Listening to a positive representation of Black Manhood. That is why I was so crushed to get the news of Dr. Boseman’s Death. I felt like a Good Guy had gotten away too fast. Just as I was hit bluntly on my head with the constant reminder of grief; the hazy May Day replayed in my mind and tears began to fill in the wells of my eyes. I remembered the sermon Dr. Boseman gave, highlighting the highs and lows of being on a college campus. How they can sometimes happen simultaneously. Like validating your schedule but not being selected to be online for the spring, or getting an A in a science class and running to the dorm and finding out your laptop was stolen, what about celebrating your 21st birthday with friends and finding out that same group of friends really can’t stand you. Highs and Lows. It’s interesting that he said that perhaps he was dealing with that dichotomy himself. To be almost 20 years out of Undergrad to reach a level of success beyond what you can dream and awarded with an honorary degree at the same time encountering a bad diagnosis.

You don’t just wrestle with highs in lows on campuses. It’s the Yards and Quads of Life you can experience these two different points. The Hills and Valleys we face do not determine our character. It is how we manage them that ages us with dignity. I write this post with a whole lot of uncertainty for the future ahead given the reality of taken blow after, after blow from 2020

Strength is defined as the capacity of an object or substance to withstand with great force or pressure.

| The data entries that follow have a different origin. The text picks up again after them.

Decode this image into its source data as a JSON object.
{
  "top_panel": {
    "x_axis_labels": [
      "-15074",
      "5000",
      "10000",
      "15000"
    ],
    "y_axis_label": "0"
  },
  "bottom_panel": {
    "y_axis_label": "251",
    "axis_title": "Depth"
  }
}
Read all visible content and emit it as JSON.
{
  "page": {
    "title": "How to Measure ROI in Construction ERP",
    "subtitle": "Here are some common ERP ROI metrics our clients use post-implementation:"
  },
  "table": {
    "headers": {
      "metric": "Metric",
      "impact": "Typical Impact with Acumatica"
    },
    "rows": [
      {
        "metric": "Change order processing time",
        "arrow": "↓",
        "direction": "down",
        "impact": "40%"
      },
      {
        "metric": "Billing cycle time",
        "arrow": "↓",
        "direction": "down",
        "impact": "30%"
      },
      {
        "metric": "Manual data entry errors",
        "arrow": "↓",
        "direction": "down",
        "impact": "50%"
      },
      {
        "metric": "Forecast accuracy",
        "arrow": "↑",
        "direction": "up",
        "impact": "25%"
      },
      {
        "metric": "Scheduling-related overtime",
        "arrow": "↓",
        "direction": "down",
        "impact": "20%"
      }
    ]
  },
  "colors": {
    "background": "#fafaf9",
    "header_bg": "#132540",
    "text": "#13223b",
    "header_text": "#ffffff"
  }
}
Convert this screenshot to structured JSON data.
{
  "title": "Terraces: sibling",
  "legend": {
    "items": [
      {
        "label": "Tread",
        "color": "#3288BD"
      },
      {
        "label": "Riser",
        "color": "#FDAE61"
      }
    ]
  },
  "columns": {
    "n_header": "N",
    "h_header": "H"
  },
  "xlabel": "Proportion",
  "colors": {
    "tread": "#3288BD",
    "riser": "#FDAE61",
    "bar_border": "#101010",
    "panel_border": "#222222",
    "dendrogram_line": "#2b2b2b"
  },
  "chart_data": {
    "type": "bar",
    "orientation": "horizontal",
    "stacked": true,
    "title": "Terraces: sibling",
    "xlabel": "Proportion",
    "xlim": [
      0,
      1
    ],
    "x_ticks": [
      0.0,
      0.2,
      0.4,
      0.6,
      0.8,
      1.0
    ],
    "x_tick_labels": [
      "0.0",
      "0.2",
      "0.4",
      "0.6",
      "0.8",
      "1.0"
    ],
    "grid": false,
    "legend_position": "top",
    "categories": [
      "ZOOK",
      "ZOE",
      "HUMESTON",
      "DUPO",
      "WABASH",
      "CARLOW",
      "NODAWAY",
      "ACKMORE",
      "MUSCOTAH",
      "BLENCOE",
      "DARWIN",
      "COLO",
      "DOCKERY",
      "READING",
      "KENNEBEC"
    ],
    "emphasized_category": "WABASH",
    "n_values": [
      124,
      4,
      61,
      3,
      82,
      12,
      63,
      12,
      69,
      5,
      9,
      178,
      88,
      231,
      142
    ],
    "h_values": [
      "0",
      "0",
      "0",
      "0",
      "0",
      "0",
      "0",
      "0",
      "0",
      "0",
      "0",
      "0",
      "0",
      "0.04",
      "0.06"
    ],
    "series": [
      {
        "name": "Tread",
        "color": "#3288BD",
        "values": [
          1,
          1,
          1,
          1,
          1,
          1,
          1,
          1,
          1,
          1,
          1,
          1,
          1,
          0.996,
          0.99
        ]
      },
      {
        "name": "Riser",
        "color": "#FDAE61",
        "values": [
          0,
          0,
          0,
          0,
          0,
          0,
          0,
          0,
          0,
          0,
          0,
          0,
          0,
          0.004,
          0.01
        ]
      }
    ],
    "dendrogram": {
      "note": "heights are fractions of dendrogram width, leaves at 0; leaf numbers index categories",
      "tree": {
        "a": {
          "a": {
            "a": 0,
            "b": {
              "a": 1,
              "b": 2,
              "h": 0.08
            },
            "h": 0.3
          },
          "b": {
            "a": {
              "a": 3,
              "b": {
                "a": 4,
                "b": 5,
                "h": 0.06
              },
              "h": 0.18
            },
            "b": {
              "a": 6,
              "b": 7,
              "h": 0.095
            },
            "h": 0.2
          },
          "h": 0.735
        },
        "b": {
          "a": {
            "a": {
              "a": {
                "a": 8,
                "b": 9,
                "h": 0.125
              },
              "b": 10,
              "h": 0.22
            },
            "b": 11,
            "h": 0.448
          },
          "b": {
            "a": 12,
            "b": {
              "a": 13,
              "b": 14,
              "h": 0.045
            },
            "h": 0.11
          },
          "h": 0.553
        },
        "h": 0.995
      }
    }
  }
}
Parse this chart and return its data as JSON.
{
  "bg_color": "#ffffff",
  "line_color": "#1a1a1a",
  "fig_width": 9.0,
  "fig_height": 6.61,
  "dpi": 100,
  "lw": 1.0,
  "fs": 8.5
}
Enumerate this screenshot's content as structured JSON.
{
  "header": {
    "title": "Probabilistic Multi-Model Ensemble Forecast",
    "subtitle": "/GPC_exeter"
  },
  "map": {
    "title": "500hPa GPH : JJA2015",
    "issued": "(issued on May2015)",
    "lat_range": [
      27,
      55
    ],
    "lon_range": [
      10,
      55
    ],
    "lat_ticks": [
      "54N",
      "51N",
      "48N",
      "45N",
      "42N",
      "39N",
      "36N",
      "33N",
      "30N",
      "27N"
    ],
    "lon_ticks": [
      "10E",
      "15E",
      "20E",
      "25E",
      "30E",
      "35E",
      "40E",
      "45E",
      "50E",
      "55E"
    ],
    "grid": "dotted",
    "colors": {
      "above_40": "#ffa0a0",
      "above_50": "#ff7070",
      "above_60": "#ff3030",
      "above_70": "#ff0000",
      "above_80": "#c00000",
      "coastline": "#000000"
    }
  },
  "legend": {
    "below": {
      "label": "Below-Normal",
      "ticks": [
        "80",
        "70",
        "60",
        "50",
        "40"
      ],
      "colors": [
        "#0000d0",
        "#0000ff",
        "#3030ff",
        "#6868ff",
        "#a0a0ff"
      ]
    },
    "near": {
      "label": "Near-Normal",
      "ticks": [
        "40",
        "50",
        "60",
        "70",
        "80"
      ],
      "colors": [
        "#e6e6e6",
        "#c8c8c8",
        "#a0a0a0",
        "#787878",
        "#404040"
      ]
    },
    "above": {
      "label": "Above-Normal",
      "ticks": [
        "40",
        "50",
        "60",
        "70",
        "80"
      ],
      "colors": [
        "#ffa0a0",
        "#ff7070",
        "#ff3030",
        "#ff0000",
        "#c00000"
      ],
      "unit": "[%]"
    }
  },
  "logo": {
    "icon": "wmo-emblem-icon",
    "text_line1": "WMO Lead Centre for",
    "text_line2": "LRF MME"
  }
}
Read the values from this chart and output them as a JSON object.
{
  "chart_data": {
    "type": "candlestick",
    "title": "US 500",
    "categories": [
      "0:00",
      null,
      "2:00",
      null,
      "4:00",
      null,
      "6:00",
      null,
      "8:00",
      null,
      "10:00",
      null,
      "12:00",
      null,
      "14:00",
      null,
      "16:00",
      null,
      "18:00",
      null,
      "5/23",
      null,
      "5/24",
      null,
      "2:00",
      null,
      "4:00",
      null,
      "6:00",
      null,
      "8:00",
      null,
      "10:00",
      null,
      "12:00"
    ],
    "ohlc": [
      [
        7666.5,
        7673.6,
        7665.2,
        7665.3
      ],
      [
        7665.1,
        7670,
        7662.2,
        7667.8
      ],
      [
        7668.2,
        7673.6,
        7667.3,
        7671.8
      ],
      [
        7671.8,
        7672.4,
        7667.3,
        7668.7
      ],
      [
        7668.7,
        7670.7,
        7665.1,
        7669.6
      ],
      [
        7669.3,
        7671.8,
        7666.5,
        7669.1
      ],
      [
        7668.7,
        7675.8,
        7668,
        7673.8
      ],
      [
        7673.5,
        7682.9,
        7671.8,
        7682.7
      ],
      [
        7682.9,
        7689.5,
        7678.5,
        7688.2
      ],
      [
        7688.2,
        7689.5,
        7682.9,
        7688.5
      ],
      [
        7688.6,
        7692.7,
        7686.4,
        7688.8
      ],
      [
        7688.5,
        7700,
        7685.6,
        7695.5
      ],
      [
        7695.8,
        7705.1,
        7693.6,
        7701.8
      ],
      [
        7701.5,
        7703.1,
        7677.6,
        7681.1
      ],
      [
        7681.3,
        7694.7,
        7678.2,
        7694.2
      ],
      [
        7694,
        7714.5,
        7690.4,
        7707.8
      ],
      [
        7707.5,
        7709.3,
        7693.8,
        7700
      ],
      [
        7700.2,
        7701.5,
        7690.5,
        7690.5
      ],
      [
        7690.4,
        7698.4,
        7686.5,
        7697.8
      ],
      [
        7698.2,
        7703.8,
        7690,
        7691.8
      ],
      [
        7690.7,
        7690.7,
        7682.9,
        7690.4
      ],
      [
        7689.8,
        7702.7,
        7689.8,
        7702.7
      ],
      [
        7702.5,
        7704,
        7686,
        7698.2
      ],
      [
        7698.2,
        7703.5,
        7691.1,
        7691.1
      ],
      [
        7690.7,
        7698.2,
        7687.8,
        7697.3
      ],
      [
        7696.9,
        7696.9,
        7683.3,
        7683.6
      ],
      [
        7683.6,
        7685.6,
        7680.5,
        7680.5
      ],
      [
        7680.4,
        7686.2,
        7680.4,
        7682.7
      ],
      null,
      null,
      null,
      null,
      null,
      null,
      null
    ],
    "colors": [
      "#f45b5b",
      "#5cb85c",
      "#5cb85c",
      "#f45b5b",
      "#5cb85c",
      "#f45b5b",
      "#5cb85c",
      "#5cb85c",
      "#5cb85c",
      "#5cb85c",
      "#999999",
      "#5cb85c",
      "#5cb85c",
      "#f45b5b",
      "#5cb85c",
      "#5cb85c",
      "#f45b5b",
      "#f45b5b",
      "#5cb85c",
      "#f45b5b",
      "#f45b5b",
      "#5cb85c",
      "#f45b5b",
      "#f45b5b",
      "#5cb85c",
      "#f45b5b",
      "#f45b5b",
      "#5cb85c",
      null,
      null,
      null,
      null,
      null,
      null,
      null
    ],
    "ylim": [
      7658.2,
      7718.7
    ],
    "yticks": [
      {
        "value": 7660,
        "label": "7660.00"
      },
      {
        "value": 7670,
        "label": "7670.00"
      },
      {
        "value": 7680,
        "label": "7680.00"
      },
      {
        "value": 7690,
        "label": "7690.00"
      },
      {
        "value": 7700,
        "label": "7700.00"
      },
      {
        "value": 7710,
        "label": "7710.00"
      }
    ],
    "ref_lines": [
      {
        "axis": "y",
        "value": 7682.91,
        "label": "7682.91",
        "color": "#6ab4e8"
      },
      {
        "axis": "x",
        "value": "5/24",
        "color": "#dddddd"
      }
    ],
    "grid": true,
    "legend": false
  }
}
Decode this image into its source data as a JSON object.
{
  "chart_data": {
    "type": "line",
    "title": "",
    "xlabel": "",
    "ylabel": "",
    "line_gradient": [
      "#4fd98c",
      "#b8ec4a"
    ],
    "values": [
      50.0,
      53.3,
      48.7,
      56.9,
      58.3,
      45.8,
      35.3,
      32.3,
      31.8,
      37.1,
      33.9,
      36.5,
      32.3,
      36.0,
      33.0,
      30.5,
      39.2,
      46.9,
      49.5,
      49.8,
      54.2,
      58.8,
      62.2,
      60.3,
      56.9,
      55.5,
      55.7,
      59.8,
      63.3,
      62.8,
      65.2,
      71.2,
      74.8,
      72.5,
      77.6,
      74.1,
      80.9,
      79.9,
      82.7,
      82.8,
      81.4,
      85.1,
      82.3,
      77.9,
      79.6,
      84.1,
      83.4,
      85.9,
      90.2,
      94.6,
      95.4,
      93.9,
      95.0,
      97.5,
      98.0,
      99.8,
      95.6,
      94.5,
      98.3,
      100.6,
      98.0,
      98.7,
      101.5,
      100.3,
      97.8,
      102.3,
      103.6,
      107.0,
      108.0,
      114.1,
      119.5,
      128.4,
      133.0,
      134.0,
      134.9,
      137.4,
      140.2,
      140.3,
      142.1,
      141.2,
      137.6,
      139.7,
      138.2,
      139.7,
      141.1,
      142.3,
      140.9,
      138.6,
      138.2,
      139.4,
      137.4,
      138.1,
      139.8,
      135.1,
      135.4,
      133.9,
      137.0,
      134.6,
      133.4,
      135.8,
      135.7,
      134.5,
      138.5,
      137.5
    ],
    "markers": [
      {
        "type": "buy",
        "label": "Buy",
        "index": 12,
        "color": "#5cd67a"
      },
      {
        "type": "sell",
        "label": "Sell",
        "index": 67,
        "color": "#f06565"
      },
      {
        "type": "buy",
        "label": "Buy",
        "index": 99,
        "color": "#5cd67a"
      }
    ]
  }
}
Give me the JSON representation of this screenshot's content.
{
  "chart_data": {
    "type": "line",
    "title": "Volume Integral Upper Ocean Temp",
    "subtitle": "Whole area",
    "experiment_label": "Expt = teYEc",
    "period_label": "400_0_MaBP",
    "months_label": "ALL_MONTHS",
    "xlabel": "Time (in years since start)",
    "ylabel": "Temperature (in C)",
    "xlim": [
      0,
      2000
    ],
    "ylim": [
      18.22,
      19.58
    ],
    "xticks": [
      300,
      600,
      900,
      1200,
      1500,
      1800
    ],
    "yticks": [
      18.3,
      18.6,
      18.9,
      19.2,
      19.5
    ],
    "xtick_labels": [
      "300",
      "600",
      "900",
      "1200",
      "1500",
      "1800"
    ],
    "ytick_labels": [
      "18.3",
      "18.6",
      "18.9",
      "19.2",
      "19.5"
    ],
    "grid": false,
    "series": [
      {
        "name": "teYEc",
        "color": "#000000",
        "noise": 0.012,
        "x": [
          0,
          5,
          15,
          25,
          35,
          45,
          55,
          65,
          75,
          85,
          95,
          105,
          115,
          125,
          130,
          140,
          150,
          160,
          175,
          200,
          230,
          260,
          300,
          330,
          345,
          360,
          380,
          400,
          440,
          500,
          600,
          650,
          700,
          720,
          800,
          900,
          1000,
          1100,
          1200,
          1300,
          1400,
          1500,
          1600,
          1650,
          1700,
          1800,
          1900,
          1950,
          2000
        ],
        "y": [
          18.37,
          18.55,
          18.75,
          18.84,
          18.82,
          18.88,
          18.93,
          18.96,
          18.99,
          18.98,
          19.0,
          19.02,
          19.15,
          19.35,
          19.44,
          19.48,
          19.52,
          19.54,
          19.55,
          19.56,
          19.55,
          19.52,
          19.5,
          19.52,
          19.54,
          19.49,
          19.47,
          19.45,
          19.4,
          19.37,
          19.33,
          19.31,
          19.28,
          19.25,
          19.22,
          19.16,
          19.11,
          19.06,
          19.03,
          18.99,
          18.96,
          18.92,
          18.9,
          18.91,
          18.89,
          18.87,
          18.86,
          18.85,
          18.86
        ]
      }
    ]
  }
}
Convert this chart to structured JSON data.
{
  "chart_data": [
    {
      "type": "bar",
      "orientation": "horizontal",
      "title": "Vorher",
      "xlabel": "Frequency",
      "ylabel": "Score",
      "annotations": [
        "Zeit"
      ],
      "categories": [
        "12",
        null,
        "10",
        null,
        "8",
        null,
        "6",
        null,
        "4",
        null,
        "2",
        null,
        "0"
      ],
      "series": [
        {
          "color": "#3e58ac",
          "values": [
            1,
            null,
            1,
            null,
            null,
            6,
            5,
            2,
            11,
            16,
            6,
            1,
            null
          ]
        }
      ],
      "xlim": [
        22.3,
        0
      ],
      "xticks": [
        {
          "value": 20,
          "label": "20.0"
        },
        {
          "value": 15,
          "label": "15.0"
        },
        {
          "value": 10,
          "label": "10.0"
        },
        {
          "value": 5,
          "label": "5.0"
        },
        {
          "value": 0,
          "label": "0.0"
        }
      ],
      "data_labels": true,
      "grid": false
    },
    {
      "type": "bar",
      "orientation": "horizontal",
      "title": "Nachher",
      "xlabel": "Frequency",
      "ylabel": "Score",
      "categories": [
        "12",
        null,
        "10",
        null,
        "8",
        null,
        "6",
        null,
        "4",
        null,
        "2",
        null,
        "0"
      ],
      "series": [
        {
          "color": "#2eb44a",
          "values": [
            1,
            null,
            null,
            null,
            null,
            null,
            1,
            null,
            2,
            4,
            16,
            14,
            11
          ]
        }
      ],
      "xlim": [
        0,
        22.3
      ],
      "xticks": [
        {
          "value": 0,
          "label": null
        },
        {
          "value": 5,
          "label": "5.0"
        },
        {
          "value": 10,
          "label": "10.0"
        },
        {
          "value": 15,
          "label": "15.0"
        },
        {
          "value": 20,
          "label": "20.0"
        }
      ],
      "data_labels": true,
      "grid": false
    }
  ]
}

I want the Strength of Dr. Chadwick Boseman to work diligently to strive to be the best while even your body fails you. To tap into the strength that cannot be seen. To live a life that can be your own eulogy. To take into account that I am putting my best self forward even when I feel my worst. As I try to reconcile why God took this shining example of Black Goodness, I am forever grateful that my time overlapped with his. I am more at peace that he can rest. That he is no longer in pain. He no longer has to create a fictional character that says everything is ok. That he doesn’t have to act like there is no pain. I am just glad he can rest. That the director of our lives has wrapped up this scene. He now rests on the ancestral plain. May he be greeted by the one who eternally watches over us. She will ask during his audition to join the celestial cast. “Baby what did you do with what I gave you?” He will answer “Lord I done done what you told me to do.”